Ко времени нашей встречи оба они были уже не первой молодости. Перебирая в памяти их поступки по отношению друг к другу, я иногда совсем отчаивался сложить их хоть в какую-то ясную картину, привести хоть в какой-то порядок, подчинить хоть какой-то логике.
Кажется, оба они были пришлые в этих местах. И оба, кажется, сироты.
История сплетения этих двух самых главных для меня жизней собиралась в моей голове по крупицам. Она лепились из разбросанных по всем деревенским дворам обрывков мнений, домыслов, полуправд и полуфантазий. Иногда они звучали вслух, громко или торопливым шёпотом, иногда я перехватывал чей-то беззвучный комментарий или яркий мысленный образ. Эти скупые клочки информаций, подчас уничтожавших друг друга, я терпеливо просеивал годами через свои мозги и, как мог, сортировал; что-то отбрасывал тут же, а что-то подолгу пережёвывал думами, поворачивая и так и этак.
Нескольким значительным событиям я был непосредственный свидетель, а подчас становился и участником их. Например, когда впервые настало для Самбалу время делать главное дело её женской жизни. В ночь это случилось, и в мороз жуткий, но я ни на метр не отступил от саней, в которых Канат повёз её в районный роддом. Пару раз Батя даже попробовал вытянуть меня вожжой, требуя вернуться и стеречь дом, но я тем от всех других собак и отличался, что сам всегда решал, что, когда и кого мне сторожить в первую очередь. В ту обжигающую морозом я на бегу увернулся от вожжей и даже впервые в жизни огрызнулся на Батю. Думаю, он услышал то, что я ему ответил по-мужски. Сам же потом и повторил эти мои непроизнесённые слова доктору, когда тот тихо, но жёстко задал ему бессмысленный вопрос: «Мать или ребёнок?».

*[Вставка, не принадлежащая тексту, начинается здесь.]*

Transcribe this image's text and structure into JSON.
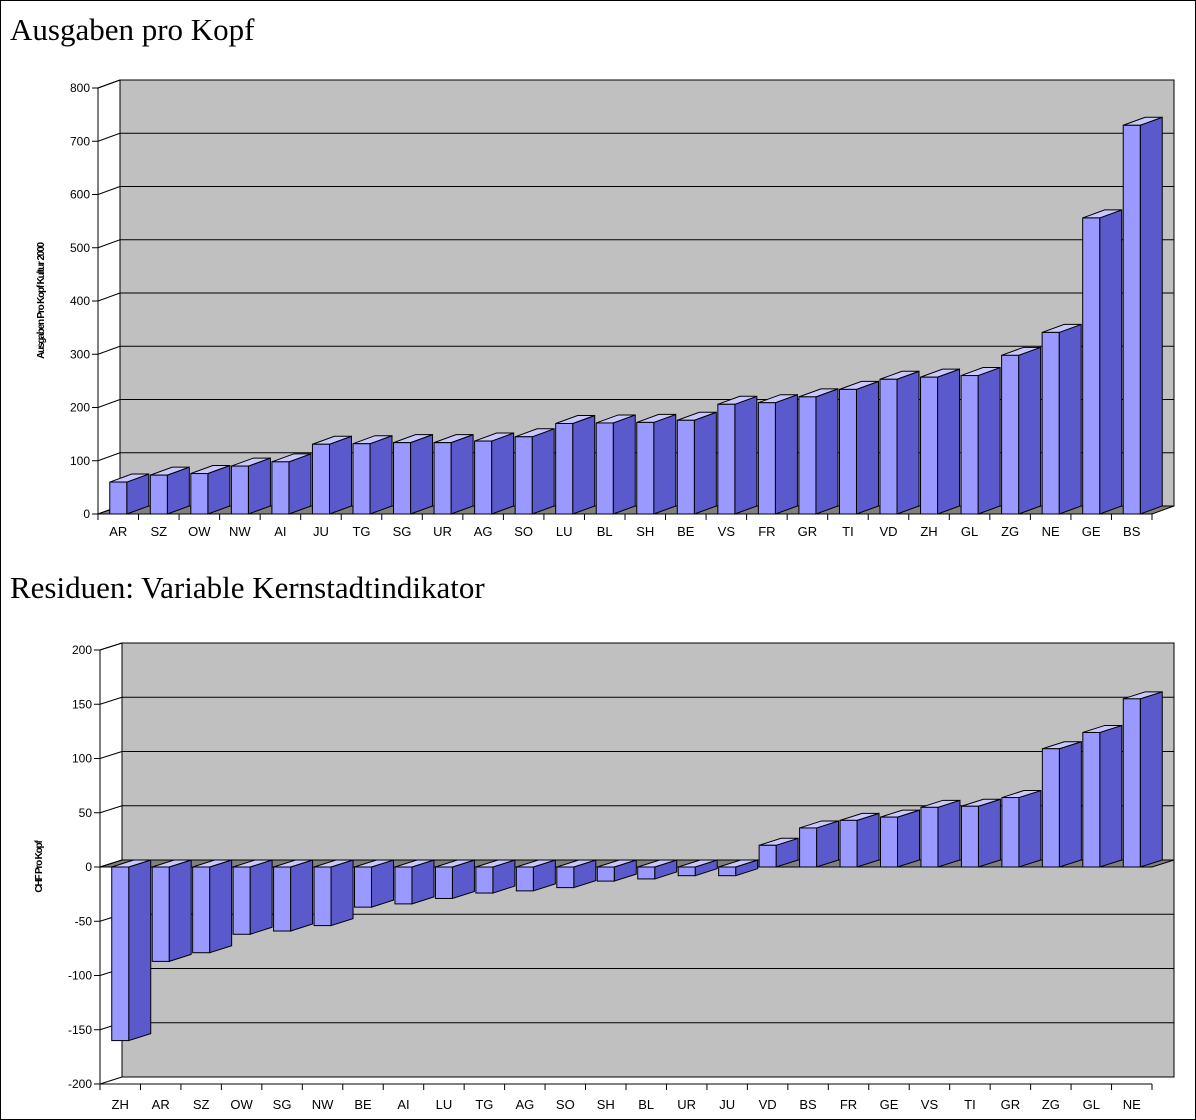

Очень долго этот суровый доктор держал потом Самбалу в больнице. И другой доктор. И третий. Даже, когда приезжал её осматривать старый-престарый профессор с фамилией, которая мне почему-то показалась страшно знакомой, - Петрикович, он и то не смог её тут же освободить.
Канат стал работать дворником в большом дворе длинного жилого дома через дорогу от больницы. Нас поселили в какой-то малюсенькой каморке с торца этого дома и с дверью в комнату прямо с улицы. Окон там не было, зато была здоровенная батарея и я даже дурел от жары, но терпел, не просился лишний раз, чтоб не доставать Батю. Он так вообще ходил в одной майке и я тогда первый раз увидел на нём эти синие рисунки.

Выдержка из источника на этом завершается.